Friday, April 6, 2012

Dune Bashing Doha Style

Sand dunes…well…they’re sandy…they come in all sizes…there are a lot of them…and people drive over them, at…well…high rates of speed. Tires spinning, fishtailing, sliding…not for the week at heart. Hmmm…then what in the world was I doing there?
They bill it as an “unforgettable ride” – that’s the truth! The tamely say “you travel over the Golden Dunes…” Huh! Hardly the description I would use. You careen up the side of a rather steep sand dune at a very high rate of speed, the car tilting crazily as everyone is screaming. The driver masterfully (thank goodness) keeps the car moving forward, side-wards, slip-sliding its way across the path. The next dune appears, the car slews around, slides across the shifting sands, and roars up the dune to catch up with the lead car. The two cars move, side-by-side, drivers laughing and cheering, cars drifting together and apart. We spin around at the edge of a dune, and proceed to slide, backwards, down the dune…the lead car following us down…3 inches in front of us! Yet more dunes challenge the drivers to try daring stunts, more speed, more curves, sliding, careening over hills, slopes, dancing the edges of the dunes.It's a free for all out there!
Three hours later we finally arrived at the inland sea, a restful stopping point where everyone could get out of the car – I had to pry my fingers off the bar I had been holding onto. The water was wet, cool and refreshing – though a bit too cool to swim. It is the cool season still – though I realize for most of you this is warmer than you ever see. It’s all relative.
We piled back into the car for a final hour of sliding around the dunes until we reached our camp. The camp was spectacular. Bedouin tents were set up around the enclosure, filled with the traditional pillows along the walls and carpets covering the floor. With the door closed, they proved to be quite warm and snug. We did have an untraditional swimming pool and long snaking pathways out to strategically placed seats along the sea. It seemed funny to have everything up on stilts – it’s a desert after all – but it turns out that in the late summer, the inland sea moves inland and floods the whole area. The raised paths are welcome then as the inland sea meets the camp.

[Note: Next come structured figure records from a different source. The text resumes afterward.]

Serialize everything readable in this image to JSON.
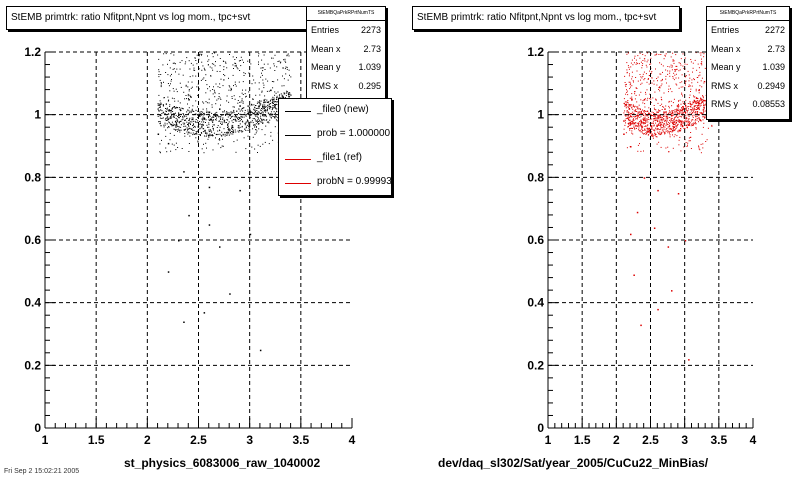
{
  "footer_text": "Fri Sep 2 15:02:21 2005",
  "colors": {
    "ref": "#000000",
    "new": "#dd0000",
    "grid": "#000000"
  },
  "chart_data": [
    {
      "type": "scatter",
      "title": "StEMB primtrk: ratio Nfitpnt,Npnt vs log mom., tpc+svt",
      "xlabel": "st_physics_6083006_raw_1040002",
      "ylabel": "",
      "xlim": [
        1,
        4
      ],
      "ylim": [
        0,
        1.2
      ],
      "xticks": [
        "1",
        "1.5",
        "2",
        "2.5",
        "3",
        "3.5",
        "4"
      ],
      "yticks": [
        "0",
        "0.2",
        "0.4",
        "0.6",
        "0.8",
        "1",
        "1.2"
      ],
      "grid": true,
      "color": "#000000",
      "stats": {
        "header": "StEMBQaPrkRPrtNumTS",
        "rows": [
          {
            "key": "Entries",
            "value": "2273"
          },
          {
            "key": "Mean x",
            "value": "2.73"
          },
          {
            "key": "Mean y",
            "value": "1.039"
          },
          {
            "key": "RMS x",
            "value": "0.295"
          }
        ]
      },
      "legend": [
        {
          "label": "_file0 (new)",
          "color": "#000000"
        },
        {
          "label": "prob = 1.000000",
          "color": "#000000"
        },
        {
          "label": "_file1 (ref)",
          "color": "#dd0000"
        },
        {
          "label": "probN = 0.999933",
          "color": "#dd0000"
        }
      ],
      "points": [
        [
          2.5,
          1.0
        ],
        [
          2.6,
          1.01
        ],
        [
          2.7,
          1.02
        ],
        [
          2.55,
          0.99
        ],
        [
          2.8,
          1.0
        ],
        [
          2.4,
          1.05
        ],
        [
          2.9,
          1.03
        ],
        [
          3.0,
          1.01
        ],
        [
          2.3,
          1.0
        ],
        [
          3.2,
          1.08
        ],
        [
          2.1,
          0.94
        ],
        [
          2.2,
          0.91
        ],
        [
          2.35,
          0.82
        ],
        [
          2.6,
          0.77
        ],
        [
          2.9,
          0.76
        ],
        [
          2.4,
          0.68
        ],
        [
          2.6,
          0.65
        ],
        [
          2.3,
          0.6
        ],
        [
          2.7,
          0.58
        ],
        [
          3.0,
          0.62
        ],
        [
          2.2,
          0.5
        ],
        [
          2.8,
          0.43
        ],
        [
          2.35,
          0.34
        ],
        [
          2.55,
          0.37
        ],
        [
          3.1,
          0.25
        ]
      ]
    },
    {
      "type": "scatter",
      "title": "StEMB primtrk: ratio Nfitpnt,Npnt vs log mom., tpc+svt",
      "xlabel": "dev/daq_sl302/Sat/year_2005/CuCu22_MinBias/",
      "ylabel": "",
      "xlim": [
        1,
        4
      ],
      "ylim": [
        0,
        1.2
      ],
      "xticks": [
        "1",
        "1.5",
        "2",
        "2.5",
        "3",
        "3.5",
        "4"
      ],
      "yticks": [
        "0",
        "0.2",
        "0.4",
        "0.6",
        "0.8",
        "1",
        "1.2"
      ],
      "grid": true,
      "color": "#dd0000",
      "stats": {
        "header": "StEMBQaPrkRPrtNumTS",
        "rows": [
          {
            "key": "Entries",
            "value": "2272"
          },
          {
            "key": "Mean x",
            "value": "2.73"
          },
          {
            "key": "Mean y",
            "value": "1.039"
          },
          {
            "key": "RMS x",
            "value": "0.2949"
          },
          {
            "key": "RMS y",
            "value": "0.08553"
          }
        ]
      },
      "legend": [],
      "points": [
        [
          2.5,
          1.0
        ],
        [
          2.6,
          1.01
        ],
        [
          2.7,
          1.02
        ],
        [
          2.55,
          0.99
        ],
        [
          2.8,
          1.0
        ],
        [
          2.4,
          1.05
        ],
        [
          2.9,
          1.03
        ],
        [
          3.0,
          1.01
        ],
        [
          2.3,
          1.0
        ],
        [
          3.2,
          1.08
        ],
        [
          2.1,
          0.94
        ],
        [
          2.2,
          0.9
        ],
        [
          2.4,
          0.8
        ],
        [
          2.6,
          0.76
        ],
        [
          2.9,
          0.75
        ],
        [
          2.3,
          0.69
        ],
        [
          2.55,
          0.64
        ],
        [
          2.2,
          0.62
        ],
        [
          2.75,
          0.58
        ],
        [
          3.0,
          0.6
        ],
        [
          2.25,
          0.49
        ],
        [
          2.8,
          0.44
        ],
        [
          2.35,
          0.33
        ],
        [
          2.6,
          0.38
        ],
        [
          3.05,
          0.22
        ]
      ]
    }
  ]
}
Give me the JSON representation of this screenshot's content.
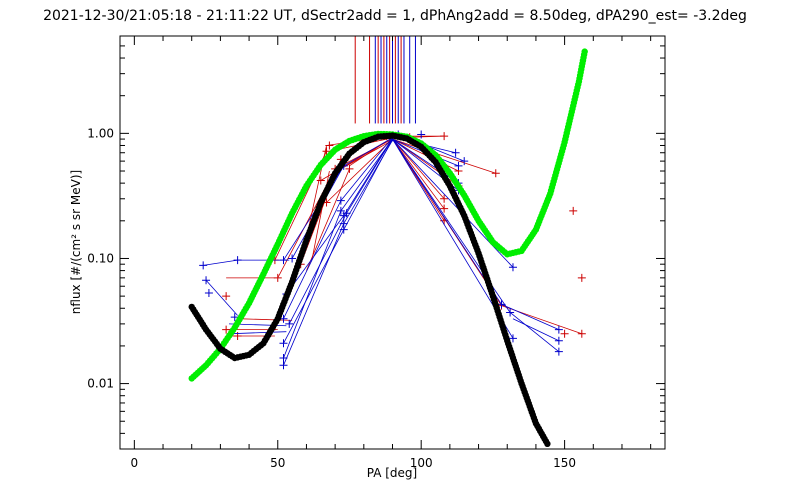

I mentioned hours worth of traveling out to the camp, hours of roaming around the dunes. Well…the next morning our drivers came to pick us up at 7:00 – we were supposed to be back in town by 9:00 and I knew it was close to 1.5 hours from the entry to the dunes back to the school. I wondered how in the world they would manage it. I found out…it took less than 30 minutes to get from the camp to the entry point…even including a bit of running up and down and along the dunes and racing each other. We had no idea that we had actually covered so little distance.